Back to Postgresml

pgml-rds-proxy

packages/pgml-rds-proxy/README.md

2.10.03.2 KB
Original Source

pgml-rds-proxy

A pgcat-based PostgreSQL proxy that allows to use PostgresML functions on managed PostgreSQL databases that may not have Internet access, like AWS RDS.

<p align="center"> </p>

Getting started

A Docker image is provided and is the easiest way to get started. To run the image, you can simply:

bash
docker run \
    -e DATABASE_URL=postgres://pg:[email protected]:38042/pgml \
    -p 6432:6432 \
    ghcr.io/postgresml/pgml-rds-proxy:latest

Note: Replace the DATABASE_URL above with the DATABASE_URL of your own PostgresML database.

If you're running this on EC2, make sure the instance is placed inside the same VPC as your RDS database and that the RDS database is allowed to make outbound connections to the EC2 instance. The example above starts the proxy process on port 6432, so for your security group configuration, make sure the database can make outbound connections to the EC2 instance using TCP on port 6432.

Configure FDW

We'll be using the Foreign Data Wrapper extension to connect from your RDS database to PostgresML, forwarding the connection through the proxy. If you're running the proxy on EC2, take note of the private IP or DNS entry of the instance.
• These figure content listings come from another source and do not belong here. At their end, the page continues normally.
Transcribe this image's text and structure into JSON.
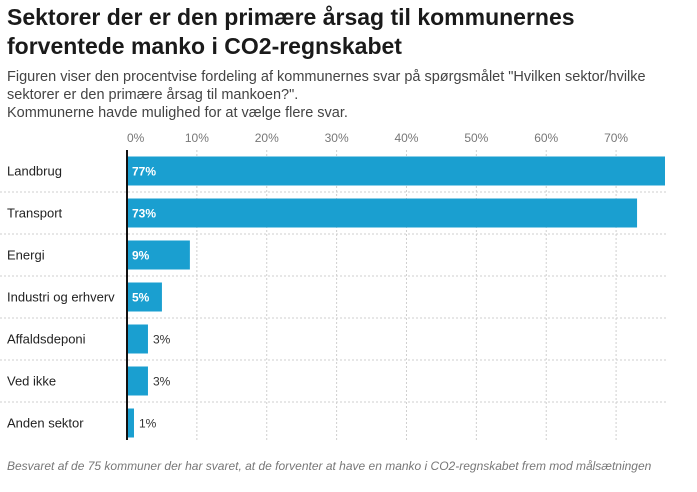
{
  "title": "Sektorer der er den primære årsag til kommunernes forventede manko i CO2-regnskabet",
  "subtitle_lines": [
    "Figuren viser den procentvise fordeling af kommunernes svar på spørgsmålet \"Hvilken sektor/hvilke sektorer er den primære årsag til mankoen?\".",
    "Kommunerne havde mulighed for at vælge flere svar."
  ],
  "footnote": "Besvaret af de 75 kommuner der har svaret, at de forventer at have en manko i CO2-regnskabet frem mod målsætningen",
  "colors": {
    "bar": "#1a9fd0",
    "label_inside": "#ffffff",
    "label_outside": "#333333",
    "axis": "#111111",
    "grid": "#cfcfcf"
  },
  "chart_data": {
    "type": "bar",
    "orientation": "horizontal",
    "categories": [
      "Landbrug",
      "Transport",
      "Energi",
      "Industri og erhverv",
      "Affaldsdeponi",
      "Ved ikke",
      "Anden sektor"
    ],
    "values": [
      77,
      73,
      9,
      5,
      3,
      3,
      1
    ],
    "value_labels": [
      "77%",
      "73%",
      "9%",
      "5%",
      "3%",
      "3%",
      "1%"
    ],
    "xticks": [
      0,
      10,
      20,
      30,
      40,
      50,
      60,
      70
    ],
    "xtick_labels": [
      "0%",
      "10%",
      "20%",
      "30%",
      "40%",
      "50%",
      "60%",
      "70%"
    ],
    "xlim": [
      0,
      77
    ],
    "grid": true
  }
}
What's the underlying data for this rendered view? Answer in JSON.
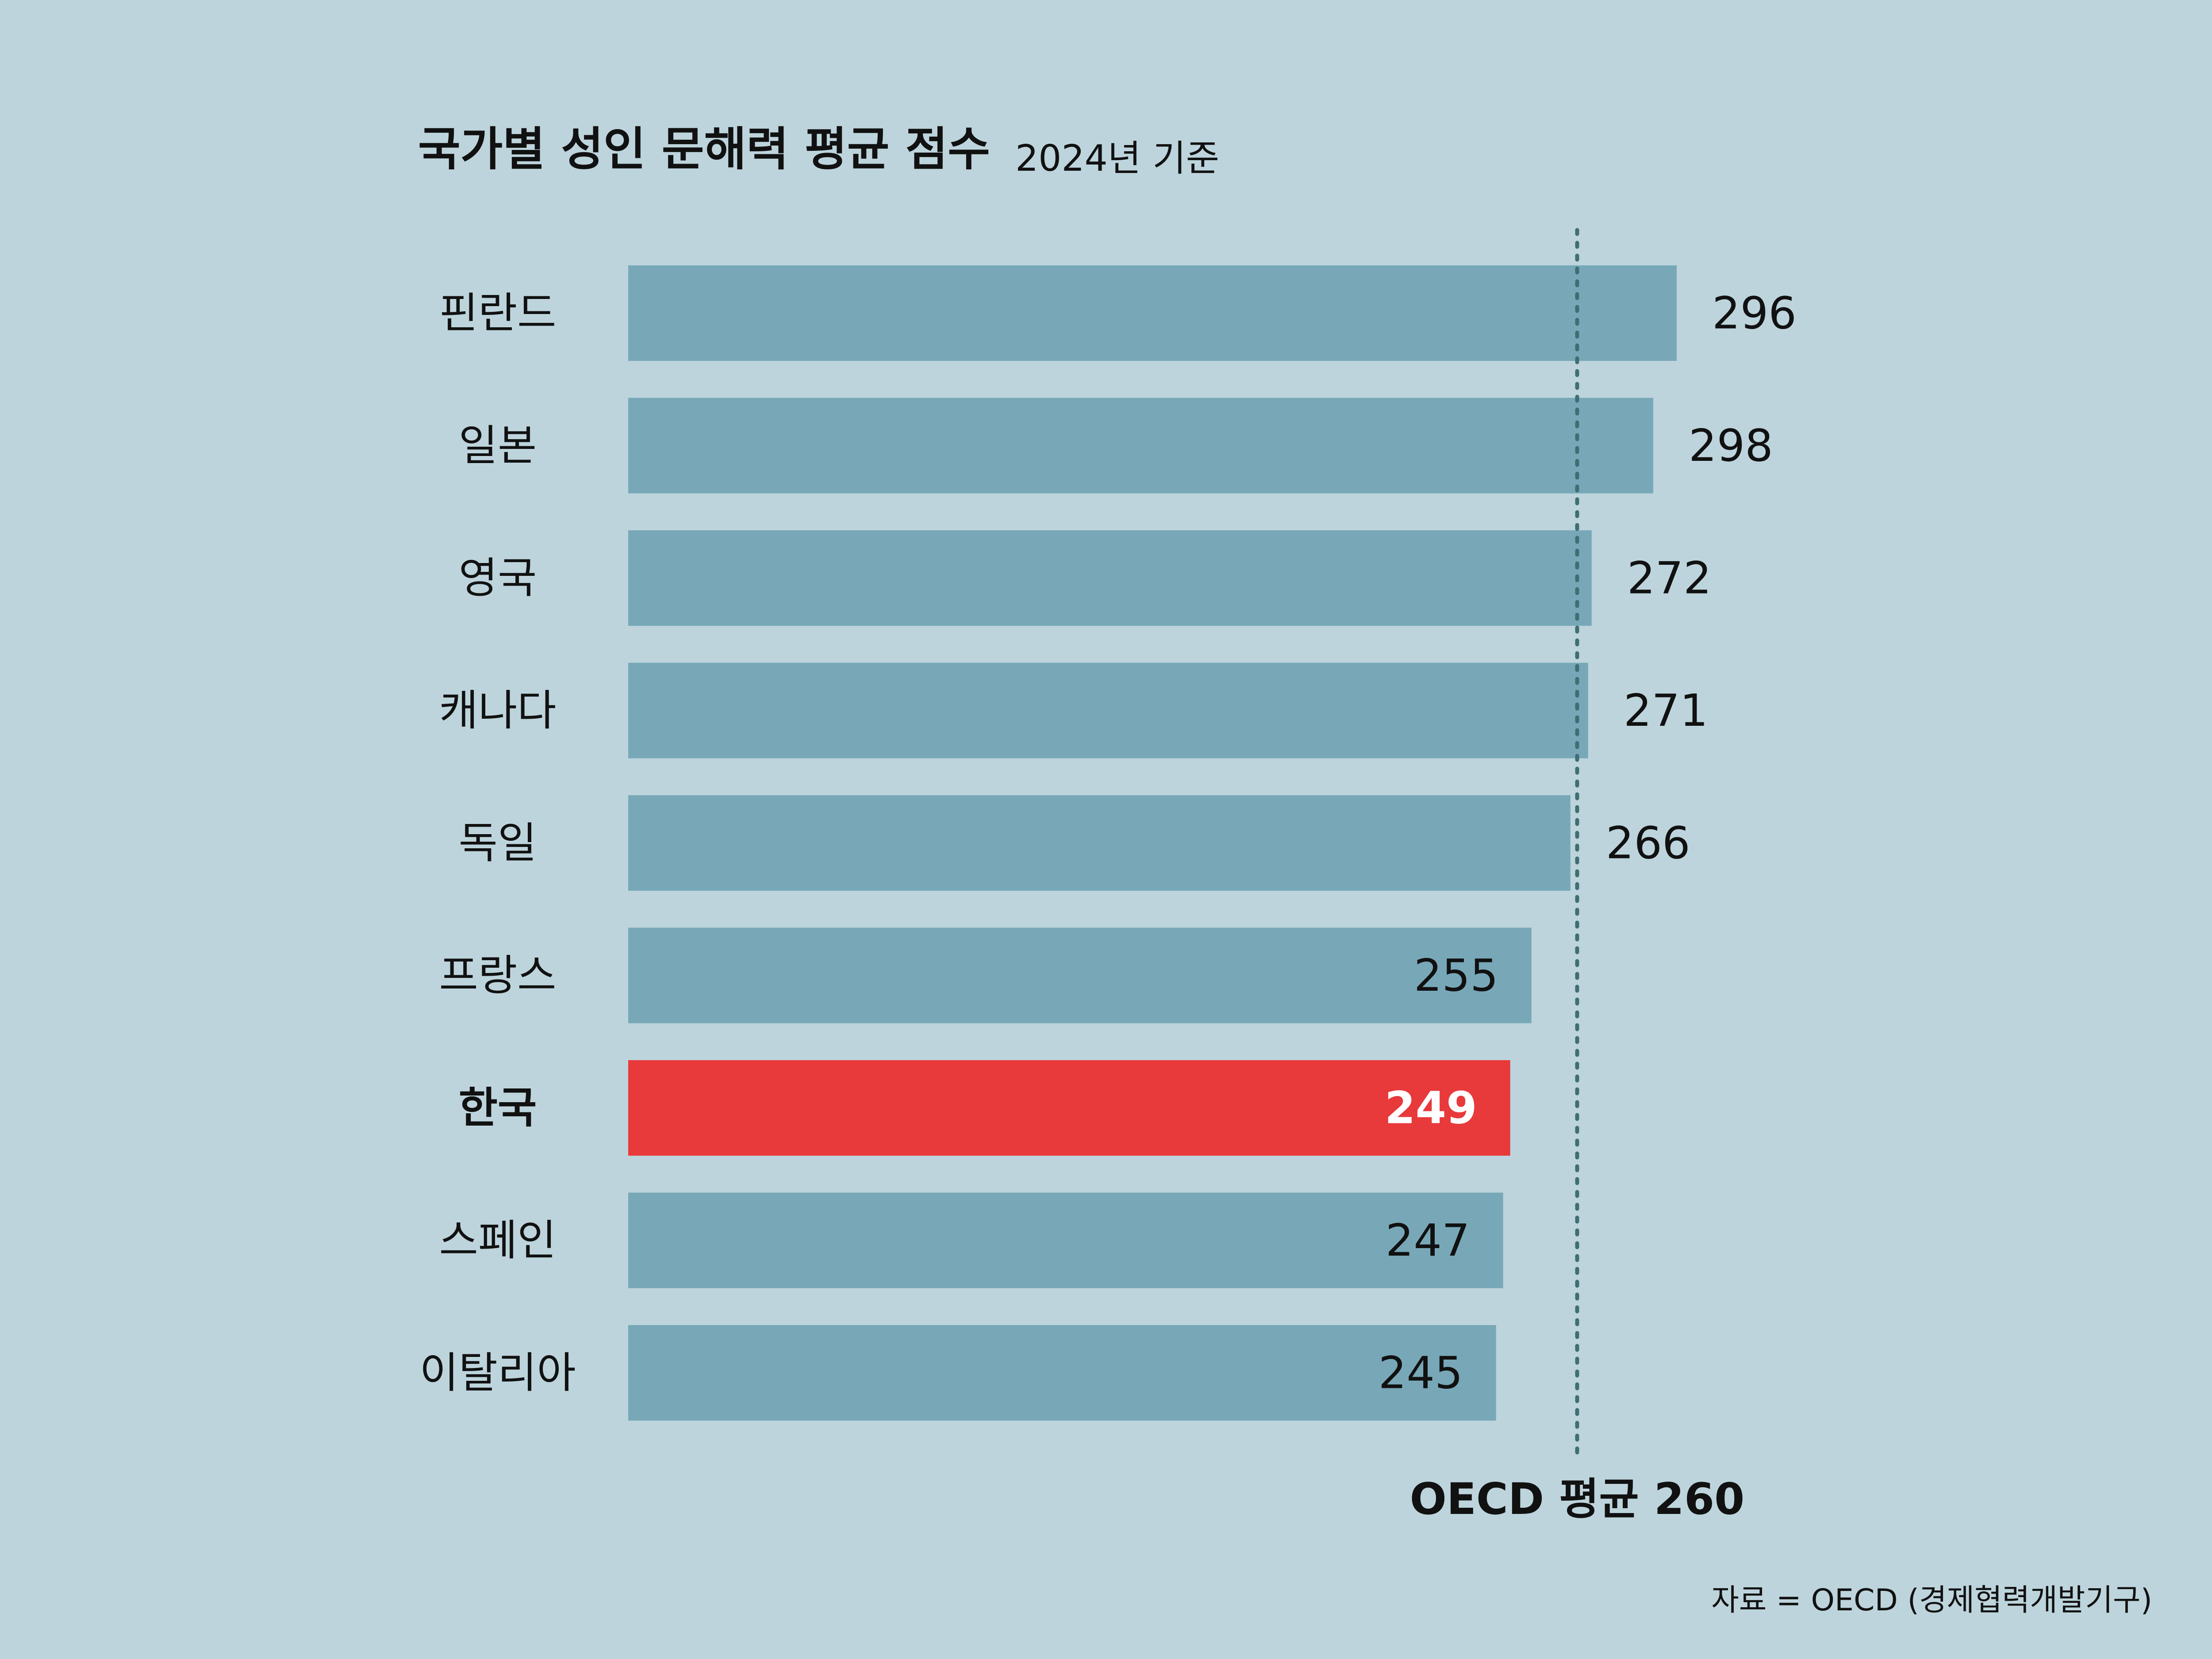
{
  "header": {
    "title": "국가별 성인 문해력 평균 점수",
    "subtitle": "2024년 기준"
  },
  "footer": {
    "source": "자료 = OECD (경제협력개발기구)"
  },
  "colors": {
    "background": "#bdd4dc",
    "bar": "#78a8b8",
    "highlight": "#e8393b",
    "reference_line": "#3f6e73",
    "text": "#111111"
  },
  "chart_data": {
    "type": "bar",
    "orientation": "horizontal",
    "categories": [
      "핀란드",
      "일본",
      "영국",
      "캐나다",
      "독일",
      "프랑스",
      "한국",
      "스페인",
      "이탈리아"
    ],
    "values": [
      296,
      298,
      272,
      271,
      266,
      255,
      249,
      247,
      245
    ],
    "value_labels": [
      "296",
      "298",
      "272",
      "271",
      "266",
      "255",
      "249",
      "247",
      "245"
    ],
    "highlight": "한국",
    "reference": {
      "label": "OECD 평균 260",
      "value": 260,
      "style": "dotted"
    },
    "xlim": [
      0,
      298
    ],
    "grid": false,
    "legend": "none"
  }
}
Before proceeding, make sure you have the following extensions installed into your RDS database:

postgresql
CREATE EXTENSION IF NOT EXISTS dblink;
CREATE EXTENSION IF NOT EXISTS postgres_fdw;

Both of these require superuser, so make sure you're running these commands with a user that has the rds_superuser role.

To create a foreign data wrapper connection, take your PostgresML host and port and replace the host with the private IP or DNS entry of the instance.

postgresql
CREATE SERVER postgresml
FOREIGN DATA WRAPPER postgres_fdw
OPTIONS (
    host '127.0.0.1',
    port '6432',
    dbname 'pgml'
);

Replace the value for host with the private IP or DNS entry of the EC2 instance running the proxy. Replace the dbname with the name of the database from your PostgresML database DATABASE_URL.

User mapping

PostgresML and the proxy requires authentication. For each user that will use the connection, create a user mapping, like so:

postgresql
CREATE USER MAPPING
FOR CURRENT_USER
SERVER postgresml
OPTIONS (
    user 'pg',
    password 'ml'
);

Replace the values for user and password with the values from your PostgresML database DATABASE_URL. This example contains values that will only work with our demo server and aren't suitable for production. CURRENT_USER is a special PostgreSQL variable that's replaced by the name of the user running the command. If you want to create this mapping for other users, replace it with the name of the user/role.

Test the connection

To test the connection, you can use dblink:

SELECT
    *
FROM
    dblink(
        'postgresml',
        'SELECT * FROM pgml.embed(''Alibaba-NLP/gte-base-en-v1.5'', ''embed this text'') AS embedding'
) AS t1(embedding real[386]);

If everything is configured correctly, you should see an array of 386 floating points, your first embedding generated using PostgresML on AWS RDS. Both dblink and the proxy makes efficient use of connections, so queries will be executed as fast as the network connection allows.